Kami menemukan bahwa ketika orang dituntun untuk melihat diri mereka sebagai pembuat keputusan emosional, dibandingkan dengan analitis, mereka menjadi lebih mungkin untuk menghindari tugas-tugas di mana mereka harus terlibat dalam keputusan keuangan dan sebaliknya lebih suka mengerjakan tugas-tugas lain yang sama sulitnya dan memakan waktu.

Mereka juga cenderung menolak tawaran kami untuk berpartisipasi dalam lokakarya pendidikan tentang keuangan pribadi, yang berpotensi meningkatkan kesejahteraan finansial mereka.

Dengan kata lain, penelitian kami menunjukkan bahwa semakin banyak orang menganggap diri mereka sebagai makhluk emosional, semakin mereka merasa terasing dari masalah uang. Ini tampaknya karena mereka memahami tipe orang seperti apa mereka – hangat, emosional – karena tidak sesuai dengan bagaimana keputusan keuangan dibuat – dingin, tidak emosional.

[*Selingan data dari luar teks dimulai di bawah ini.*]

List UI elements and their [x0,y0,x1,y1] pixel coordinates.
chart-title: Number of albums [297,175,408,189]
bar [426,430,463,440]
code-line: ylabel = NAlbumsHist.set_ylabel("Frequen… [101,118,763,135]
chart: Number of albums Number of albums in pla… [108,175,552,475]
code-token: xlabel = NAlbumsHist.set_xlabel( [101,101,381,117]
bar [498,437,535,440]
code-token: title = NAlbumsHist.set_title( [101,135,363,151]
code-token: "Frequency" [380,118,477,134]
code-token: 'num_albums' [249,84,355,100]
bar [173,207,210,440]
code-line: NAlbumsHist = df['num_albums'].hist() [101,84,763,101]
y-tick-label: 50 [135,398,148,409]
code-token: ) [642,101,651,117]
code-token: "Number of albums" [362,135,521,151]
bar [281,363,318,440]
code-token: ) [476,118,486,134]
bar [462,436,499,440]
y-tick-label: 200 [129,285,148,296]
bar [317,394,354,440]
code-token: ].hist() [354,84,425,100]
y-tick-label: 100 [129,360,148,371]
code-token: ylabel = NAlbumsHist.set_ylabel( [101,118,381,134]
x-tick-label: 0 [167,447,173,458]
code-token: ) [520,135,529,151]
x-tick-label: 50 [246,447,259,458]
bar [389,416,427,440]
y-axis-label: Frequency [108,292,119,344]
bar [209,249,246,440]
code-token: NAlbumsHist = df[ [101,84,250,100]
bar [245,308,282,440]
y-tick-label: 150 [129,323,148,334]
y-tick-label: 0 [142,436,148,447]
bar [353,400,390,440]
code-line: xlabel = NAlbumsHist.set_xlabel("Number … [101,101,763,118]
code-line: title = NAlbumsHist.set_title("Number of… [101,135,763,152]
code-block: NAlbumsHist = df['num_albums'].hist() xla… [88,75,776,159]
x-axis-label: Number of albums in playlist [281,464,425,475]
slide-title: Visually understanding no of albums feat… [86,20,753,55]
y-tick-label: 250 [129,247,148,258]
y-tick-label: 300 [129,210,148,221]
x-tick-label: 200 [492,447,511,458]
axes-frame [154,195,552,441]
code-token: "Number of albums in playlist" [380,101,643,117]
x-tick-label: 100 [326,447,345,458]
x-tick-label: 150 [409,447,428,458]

Kami menemukan bahwa persepsi ketidaksesuaian ini – yaitu, bahwa keputusan keuangan hanya “bukan saya” – menjelaskan sebagian besar kecenderungan untuk menghindari keputusan keuangan terlepas dari pengetahuan aktual orang tentang masalah keuangan dan kepercayaan mereka pada kemampuan mereka untuk membuat keputusan keuangan yang sehat.

Peretasan gaya hidup

Jadi apakah ada cara untuk mengatasi masalah ini?

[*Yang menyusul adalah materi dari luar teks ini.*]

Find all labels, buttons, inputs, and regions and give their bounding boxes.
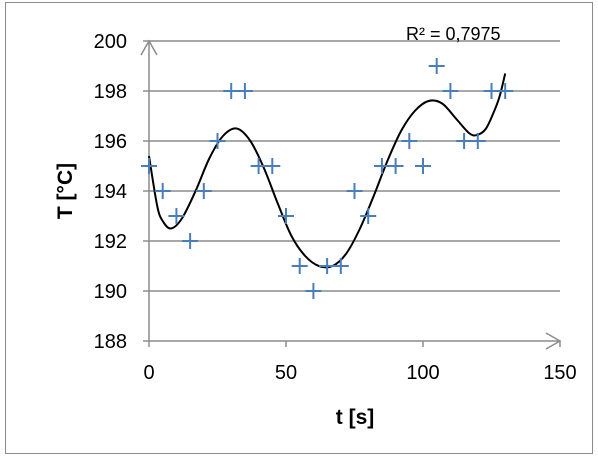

Kabar baiknya adalah ya. Kami menemukan bahwa peserta penelitian cenderung menghindari keputusan keuangan ketika pilihan yang sama persis itu dibingkai ulang sebagai keputusan tentang gaya hidup mereka.

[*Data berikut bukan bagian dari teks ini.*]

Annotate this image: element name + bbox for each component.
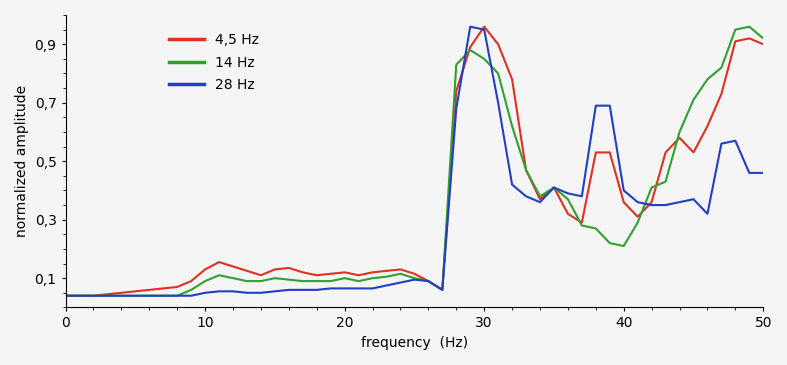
14 Hz (730, 27, 740, 32)
28 Hz (61, 293, 70, 298)
14 Hz (284, 277, 294, 282)
4,5 Hz (479, 24, 489, 29)
14 Hz (214, 273, 224, 277)
14 Hz (521, 168, 530, 172)
28 Hz (214, 289, 224, 293)
28 Hz (270, 289, 279, 293)
28 Hz (535, 200, 545, 204)
Line: 28 Hz: 28 Hz (65, 27, 763, 296)
14 Hz (270, 276, 279, 280)
14 Hz (61, 293, 70, 298)
X-axis label: frequency  (Hz): frequency (Hz) (361, 336, 468, 350)
14 Hz (563, 197, 573, 201)
Line: 4,5 Hz: 4,5 Hz (65, 27, 763, 296)
28 Hz (759, 171, 768, 175)
4,5 Hz (214, 260, 224, 264)
14 Hz (759, 36, 768, 41)
Legend: 4,5 Hz, 14 Hz, 28 Hz: 4,5 Hz, 14 Hz, 28 Hz (163, 28, 264, 97)
28 Hz (465, 24, 475, 29)
4,5 Hz (270, 267, 279, 272)
28 Hz (577, 194, 586, 199)
4,5 Hz (745, 36, 754, 41)
14 Hz (745, 24, 754, 29)
4,5 Hz (759, 42, 768, 46)
Y-axis label: normalized amplitude: normalized amplitude (15, 85, 29, 237)
28 Hz (745, 171, 754, 175)
4,5 Hz (284, 266, 294, 270)
4,5 Hz (61, 293, 70, 298)
4,5 Hz (535, 197, 545, 201)
28 Hz (284, 288, 294, 292)
Line: 14 Hz: 14 Hz (65, 27, 763, 296)
4,5 Hz (577, 220, 586, 225)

Sebagai contoh, dalam survei kami, ketika kami meminta peserta untuk berpikir tentang memilih anuitas untuk portofolio pensiun mereka sebagai "keputusan tentang hidup Anda di masa pensiun" daripada "keputusan tentang investasi keuangan untuk pensiun, ” melihat diri mereka sebagai pemikir emosional tidak lagi mengakibatkan penghindaran keputusan.

Itu adalah peretasan yang dapat Anda gunakan untuk mengatasi masalah uang yang telah Anda tunda. Coba bayangkan hasil menyenangkan yang Anda ciptakan, bukan keputusan menjijikkan yang Anda hadapi saat ini.

Wawasan ini juga dapat membantu pemberi kerja, pembuat kebijakan dan penyedia produk keuangan untuk menyajikan informasi dengan cara yang membuat kita lebih mungkin untuk terlibat – daripada berlari sambil berteriak. Mengiklankan layanan keuangan sebagai tentang hasil hidup, seperti tujuan gaya hidup di masa pensiun, alih-alih sebagai “investasi keuangan, ” dapat mengurangi kecenderungan orang untuk menghindari keputusan ini.

Mengingat biaya untuk melakukannya sangat rendah, ini mungkin layak dicoba.